Some of that thrust is transmitted by the feet, which press against the footrest in a cycling action as you paddle. In the words of the BCU Coaching Handbook "each foot compresses the footrest to gain support for the stroke on that side".

You may have come across the high angle vs. low angle debate. Flat-water racing coaches recommend a high-angle position, with the upper hand in front of the forehead and the paddle shaft almost vertical when paddling forwards.

High paddle angle for racing

We aren't convinced that racing technique is ideal for ordinary sea kayaking, but you may be required to demonstrate it in order to get a kayaking qualification.

Low paddle angle

Few sea kayakers use a high paddling position except when sprinting, or punching out through surf.

Most prefer to have their top hand at or slightly above shoulder height.

Or, as in this illustration, even lower in windy conditions. Kayakers who prefer a long paddle tend to use a fairly low angle all the time.

There's another debate about when, in forward paddling, you should lift your blade out of the water. Some top coaches and textbooks say you should take your blade out of the water before it gets back as far as your hip. A lot of sea kayakers keep the blade in the water until the lower hand gets back as far as their hip. So the blade is some distance behind their hip by the time it leaves the water.

Paddling backwards

Sit upright and hold your paddle in the basic paddling position. Hold it exactly as you would for forward paddling. When you paddle backwards it is not the power face of the blade that does the work, but the back of the blade.

Reverse paddling

As with forward paddling, you should use your whole body and not just your arms. Also, you want to be able to see where you are going.
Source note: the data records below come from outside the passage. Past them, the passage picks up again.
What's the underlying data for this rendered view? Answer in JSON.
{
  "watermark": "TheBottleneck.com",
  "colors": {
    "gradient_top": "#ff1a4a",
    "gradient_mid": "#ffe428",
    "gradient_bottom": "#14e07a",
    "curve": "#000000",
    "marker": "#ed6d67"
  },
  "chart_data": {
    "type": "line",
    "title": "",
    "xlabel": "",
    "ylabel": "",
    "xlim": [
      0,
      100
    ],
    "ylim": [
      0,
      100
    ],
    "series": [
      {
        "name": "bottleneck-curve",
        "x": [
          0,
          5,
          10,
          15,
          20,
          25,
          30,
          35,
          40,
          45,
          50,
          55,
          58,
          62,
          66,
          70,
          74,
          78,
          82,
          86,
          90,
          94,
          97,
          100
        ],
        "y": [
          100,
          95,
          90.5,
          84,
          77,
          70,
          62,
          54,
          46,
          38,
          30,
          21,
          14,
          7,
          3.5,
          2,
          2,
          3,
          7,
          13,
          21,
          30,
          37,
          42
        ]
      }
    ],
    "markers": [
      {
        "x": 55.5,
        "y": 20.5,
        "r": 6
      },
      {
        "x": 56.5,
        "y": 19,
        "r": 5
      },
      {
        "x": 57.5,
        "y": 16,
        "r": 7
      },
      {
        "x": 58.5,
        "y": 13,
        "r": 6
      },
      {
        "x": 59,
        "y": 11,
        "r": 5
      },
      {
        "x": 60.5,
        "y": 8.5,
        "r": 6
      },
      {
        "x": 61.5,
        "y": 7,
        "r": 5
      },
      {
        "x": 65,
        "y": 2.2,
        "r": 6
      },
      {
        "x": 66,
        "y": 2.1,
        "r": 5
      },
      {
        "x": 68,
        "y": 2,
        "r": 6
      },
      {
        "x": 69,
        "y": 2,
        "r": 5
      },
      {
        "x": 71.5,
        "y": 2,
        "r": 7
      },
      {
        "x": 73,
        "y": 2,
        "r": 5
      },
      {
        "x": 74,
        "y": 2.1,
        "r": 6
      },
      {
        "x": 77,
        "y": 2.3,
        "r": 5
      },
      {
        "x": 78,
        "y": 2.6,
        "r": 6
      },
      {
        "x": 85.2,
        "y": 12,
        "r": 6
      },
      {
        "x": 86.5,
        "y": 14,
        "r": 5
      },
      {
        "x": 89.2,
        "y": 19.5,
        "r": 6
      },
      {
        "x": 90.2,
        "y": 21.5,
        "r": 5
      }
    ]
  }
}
So, each time you reach behind you to take a reverse stroke on the left, follow your paddle backwards with your left shoulder, and turn your head to look backwards over your left shoulder. Try to twist far enough to see the back of the boat. And the same when you take a stroke on the right. Your body will follow your head, so you will automatically have excellent torso rotation to power you along.

Again, go easy to start with or you may go for an accidental swim. When you're ready, try going ahead at full speed and then reverse paddling to do an emergency stop. You should be able to stop in four strokes.